What about streetcars interfering with the normal flow of traffic. In Boston part of the Arborway line was abandoned due to the fact that the right of way was a 2 lane city street…where streetcars had there own Right of way they survived.
In most places those trolley buses have also been replaced by buses with internal combustion engines. Toronto may have some. I can’t think of a US city that does but maybe someone knows about such cities.
Dayton OH Seattle,Boston, San Fran.
Thank you, Bonas.
I should have known about Boston because I go there now and again. The other cities I’m not familiar with.
John
Dayton has the oldest system in place and have voted to expand, Seattle has a bus tunnel and so does boston for short way at harvard sq tha require the use of trolley buses and San Fran is part of there Muni system. Toronto abandoned theres in the late 1990s,
Seattle’s bus tunnel does not use trolleybuses at the present time. The consultants insisted that the new light rail system that shares the tunnel be 1500 volts, and so the current buses are hybrid battery-diesels, that use the diesel very sparingly in the tunnel and rely on battery power for acceleration. But the rest of the torlleybus system has expanded, with the Ballard line the most recent conversion. Boston has really two isolated systems, one from Watertown and Waverly to Harvard Square, Cambrdge (full service) and then to North Cambridge on Massachusettes Avenue (sometime service). The other is the line from Logan Airport to South Station which had dual-mode electric and diesel articulated buses and uses the electric mode in the tunnel on the Boston side, but not in the regular vehicular tunnel under the harbor shared with regular traffic.

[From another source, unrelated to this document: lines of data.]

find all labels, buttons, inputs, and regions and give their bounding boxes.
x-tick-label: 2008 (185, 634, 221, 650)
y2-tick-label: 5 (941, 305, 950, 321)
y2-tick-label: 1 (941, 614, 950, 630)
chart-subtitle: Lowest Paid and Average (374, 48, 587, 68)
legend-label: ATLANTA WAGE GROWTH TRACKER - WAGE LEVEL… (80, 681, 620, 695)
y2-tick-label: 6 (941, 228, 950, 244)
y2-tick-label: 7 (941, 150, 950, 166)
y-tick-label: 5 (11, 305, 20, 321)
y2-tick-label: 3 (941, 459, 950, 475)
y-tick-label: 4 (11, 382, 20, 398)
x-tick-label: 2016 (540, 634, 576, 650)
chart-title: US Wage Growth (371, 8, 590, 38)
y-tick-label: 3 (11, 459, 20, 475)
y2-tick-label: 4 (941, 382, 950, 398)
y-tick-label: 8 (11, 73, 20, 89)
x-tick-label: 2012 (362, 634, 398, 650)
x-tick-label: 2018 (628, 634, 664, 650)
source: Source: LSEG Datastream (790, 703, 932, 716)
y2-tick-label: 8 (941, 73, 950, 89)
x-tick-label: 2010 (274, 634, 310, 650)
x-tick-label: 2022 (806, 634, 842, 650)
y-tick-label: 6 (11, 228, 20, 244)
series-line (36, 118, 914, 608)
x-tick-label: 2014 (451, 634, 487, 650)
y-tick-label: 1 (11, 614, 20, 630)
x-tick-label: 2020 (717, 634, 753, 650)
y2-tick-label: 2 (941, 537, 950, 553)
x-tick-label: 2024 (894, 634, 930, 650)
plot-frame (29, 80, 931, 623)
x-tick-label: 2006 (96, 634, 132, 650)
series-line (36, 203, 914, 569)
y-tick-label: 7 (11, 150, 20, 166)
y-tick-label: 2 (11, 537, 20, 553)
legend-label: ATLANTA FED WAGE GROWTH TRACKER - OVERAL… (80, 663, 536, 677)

Dayton seems to have trolley buses.
Stilll does. So: Dayton, San Francisco, Cambridge and Boston, and Seattle
Question: Why is that in-street streetcar routes in Europe don’t seem to present a traffic-interference problem (beyond what buses cause) than we seem to think they would here? Auto traffic there is quite heavy.
One of our European friends could probably answer this better than I can, but I suppose the easiest answer is that unlike here in the US the streetcar lines never went away, so, auto and bus traffic in Europe has had to adapt itself to the existing city streetcar lines. Here in the US we’d be reinventing the wheel, for lack of a better term, and streetcars would have to adapt themselves to car and bus traffic. A sticky situation with no easy answers.
The automobile is not KING in Europe, in general. Transit passengers are just or even more important. Ditto in Toronto and now in San Francisco.
For those who do not believe that utility relocation is a problem. ---- Atlanta reports that tey have to deal with 13 different utility companies some which are not readioly accessible.